Исчезли инженеры, муж с женой. Или сослуживцы. Она, между прочим, очень даже ничего… Гм, ну, вперед.
– Леня, привет!
– Здрасти.
– Добрый вечер.
– Добрый вечер.
– Приветик, Павликевич!
– Здорово! Потом, потом, Кулич, пусти, не шути, а то как врежу…
Все в порядке. Настроение – случилось! Гримерная. Леонид напевает. Родилось нетерпение, оно сладко щекочет, подбирается к душе… Это и есть предчувствие живого, его, павликовского, Хлестакова… Спасибо инженерам из Куйбышева. И тебе, Урал. И тебе, Амур. И вам, тридцать пять тысяч моих курьеров. Только одна просьба: дайте покой, дайте медленно раздеться, переодеться, загримироваться… Не трогайте человека. Хорошо, что Мишка Боскис, сосед по гримуборной и вечно хмурый друг Леонида, не занят в «Ревизоре». Один! Это прекрасно. Одевшись, вызвать старшего гримера. Старик Виктор Поликарпович – грубый голос, нежные руки – мастер всесоюзного значения. Каких он только не лепил портретов: и Николая II, и Пушкина, и Маяковского, и Горького! Портретный грим – это значит: глядишь на актера и ахаешь, что это Пушкин сошел с портрета.
– Здравствуйте, Виктор Поликарпович.
– Хлестаковствуйте, Ляксеич! Готов? Паричок. Так. Держи височки. Молодец. Ну, красавчик какой. Все не соображу, Ляксеич. Вот девицы сохнут, допустим, по тебе. Ну, хорошо. Но как ты их обслуживаешь – в розницу аль оптом?
– Девицы по Куличу сохнут. Меня чтут исключительно пожилые дамы и дефективные интеллигентки.

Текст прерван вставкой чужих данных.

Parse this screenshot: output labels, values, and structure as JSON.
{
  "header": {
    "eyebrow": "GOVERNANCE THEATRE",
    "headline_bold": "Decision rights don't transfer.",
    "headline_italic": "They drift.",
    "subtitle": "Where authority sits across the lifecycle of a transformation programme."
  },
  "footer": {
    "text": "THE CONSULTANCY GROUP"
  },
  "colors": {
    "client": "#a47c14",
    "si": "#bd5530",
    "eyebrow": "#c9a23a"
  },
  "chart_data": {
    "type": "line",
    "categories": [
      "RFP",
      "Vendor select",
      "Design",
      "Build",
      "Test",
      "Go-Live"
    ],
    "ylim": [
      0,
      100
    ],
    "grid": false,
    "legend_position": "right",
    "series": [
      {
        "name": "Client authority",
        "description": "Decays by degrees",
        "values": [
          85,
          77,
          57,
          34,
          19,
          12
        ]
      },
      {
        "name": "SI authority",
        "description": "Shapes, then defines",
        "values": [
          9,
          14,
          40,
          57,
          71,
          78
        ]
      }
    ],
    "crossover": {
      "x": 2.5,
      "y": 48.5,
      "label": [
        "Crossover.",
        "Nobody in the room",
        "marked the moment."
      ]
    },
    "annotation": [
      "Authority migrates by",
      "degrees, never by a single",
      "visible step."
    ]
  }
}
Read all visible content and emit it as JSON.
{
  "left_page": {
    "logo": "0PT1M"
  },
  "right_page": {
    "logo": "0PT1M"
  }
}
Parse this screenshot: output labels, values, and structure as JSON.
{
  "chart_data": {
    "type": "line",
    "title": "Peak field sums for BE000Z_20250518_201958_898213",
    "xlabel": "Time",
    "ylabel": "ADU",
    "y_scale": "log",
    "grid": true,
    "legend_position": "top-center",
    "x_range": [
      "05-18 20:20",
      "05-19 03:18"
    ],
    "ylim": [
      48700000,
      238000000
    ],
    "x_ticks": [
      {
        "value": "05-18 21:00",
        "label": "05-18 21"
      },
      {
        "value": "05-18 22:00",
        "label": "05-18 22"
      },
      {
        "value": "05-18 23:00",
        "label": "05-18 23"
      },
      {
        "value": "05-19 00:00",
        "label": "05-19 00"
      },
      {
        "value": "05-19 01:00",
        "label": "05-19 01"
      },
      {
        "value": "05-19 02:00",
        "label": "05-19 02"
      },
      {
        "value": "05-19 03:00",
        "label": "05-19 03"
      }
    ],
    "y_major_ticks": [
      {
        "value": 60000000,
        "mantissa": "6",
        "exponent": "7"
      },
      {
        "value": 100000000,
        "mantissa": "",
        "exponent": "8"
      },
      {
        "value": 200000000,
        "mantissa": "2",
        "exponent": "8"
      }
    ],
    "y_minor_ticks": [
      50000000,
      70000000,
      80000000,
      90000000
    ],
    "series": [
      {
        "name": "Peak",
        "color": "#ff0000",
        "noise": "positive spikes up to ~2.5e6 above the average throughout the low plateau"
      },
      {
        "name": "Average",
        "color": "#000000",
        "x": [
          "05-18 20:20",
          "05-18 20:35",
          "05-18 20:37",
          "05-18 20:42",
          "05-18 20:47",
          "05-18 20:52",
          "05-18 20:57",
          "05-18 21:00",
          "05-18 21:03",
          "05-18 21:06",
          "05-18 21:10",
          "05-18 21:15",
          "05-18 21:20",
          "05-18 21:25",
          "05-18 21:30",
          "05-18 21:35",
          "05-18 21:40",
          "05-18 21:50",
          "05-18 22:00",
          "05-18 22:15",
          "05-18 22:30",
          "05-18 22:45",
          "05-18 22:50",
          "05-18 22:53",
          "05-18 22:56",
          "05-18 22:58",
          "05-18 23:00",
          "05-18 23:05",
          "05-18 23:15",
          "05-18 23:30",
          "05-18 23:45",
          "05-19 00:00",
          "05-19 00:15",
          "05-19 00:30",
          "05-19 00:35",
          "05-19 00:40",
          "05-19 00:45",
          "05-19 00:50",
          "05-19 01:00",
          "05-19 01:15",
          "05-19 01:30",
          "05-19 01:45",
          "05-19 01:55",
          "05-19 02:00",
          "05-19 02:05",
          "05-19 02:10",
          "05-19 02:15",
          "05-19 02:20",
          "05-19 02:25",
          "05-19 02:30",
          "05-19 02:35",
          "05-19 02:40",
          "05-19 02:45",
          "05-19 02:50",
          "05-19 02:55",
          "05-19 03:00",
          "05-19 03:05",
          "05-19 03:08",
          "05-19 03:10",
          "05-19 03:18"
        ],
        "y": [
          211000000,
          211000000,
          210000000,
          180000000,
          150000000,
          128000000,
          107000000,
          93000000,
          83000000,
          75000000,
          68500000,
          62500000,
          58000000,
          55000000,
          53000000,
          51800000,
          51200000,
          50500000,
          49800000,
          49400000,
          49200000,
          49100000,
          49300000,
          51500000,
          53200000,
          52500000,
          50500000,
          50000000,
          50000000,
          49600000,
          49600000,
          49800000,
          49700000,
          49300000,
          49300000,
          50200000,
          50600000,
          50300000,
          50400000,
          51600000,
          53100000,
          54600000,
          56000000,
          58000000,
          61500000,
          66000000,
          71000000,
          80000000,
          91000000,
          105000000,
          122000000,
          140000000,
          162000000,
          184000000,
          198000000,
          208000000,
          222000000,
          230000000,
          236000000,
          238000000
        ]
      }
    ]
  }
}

– Ляксеич, тю! Старого доку облапошить норовишь? Тю на тебя. Али я не вижу? Такого красавца такие роты у подъезда дожидаются! Неужто огорчаешь девчушек?
Леонид вдруг вскочил и, покровительственно обняв старика, сказал себе в зеркало:
– Душа моя Тряпичкин, при взгляде на слабый пол – гадом буду, завсегда сам же и слабею. Так что уж я становлюсь слабым полом, а дамы – сильным… Любят меня здесь, душа моя! И что ни дама, то, не поверишь, конфект, роза, эмпирея, Экзюпери, одним словом… Как другу могу открыть: сидишь, бывало… вот эдак рукою объемлешь формы… такие формы!.. И вот так: тут маменька, тут дочь (и одна другой обольстительней!), а тут, гадом буду, еще две болонки (посольские жены)… и тоже с формами головокружительными… а я их эдак фронтально лицезрю, потом как хорально приближу… ах! Душа моя… чувствую в груди своей силы необъятные… впрочем, это уже из Некрасова.
– Ха-ха-ха! Импровизер, Ляксеич!
Раздается второй звонок. Леонид выходит покурить. В коридоре диванчик. Как хорошо. Тьфу ты, ужасно: идет! Самый нелюбимый человек – жена главного режиссера Тина Иванна. Ужас.
– Здрасти, Тина Иванна. Какое платье красивое! И очень вам…
– Полно врать-то. Старое платье. Правда, в Копенгагене купила. Меня ваш Хлестаков в прошлый раз огорчил. Я, знаете ли, скрывать не привыкла, пускай мой муж вас лелеет. Огорчил Хлестаков. Я ведь, милый мой, Михаила Чехова помню в данной-то роли.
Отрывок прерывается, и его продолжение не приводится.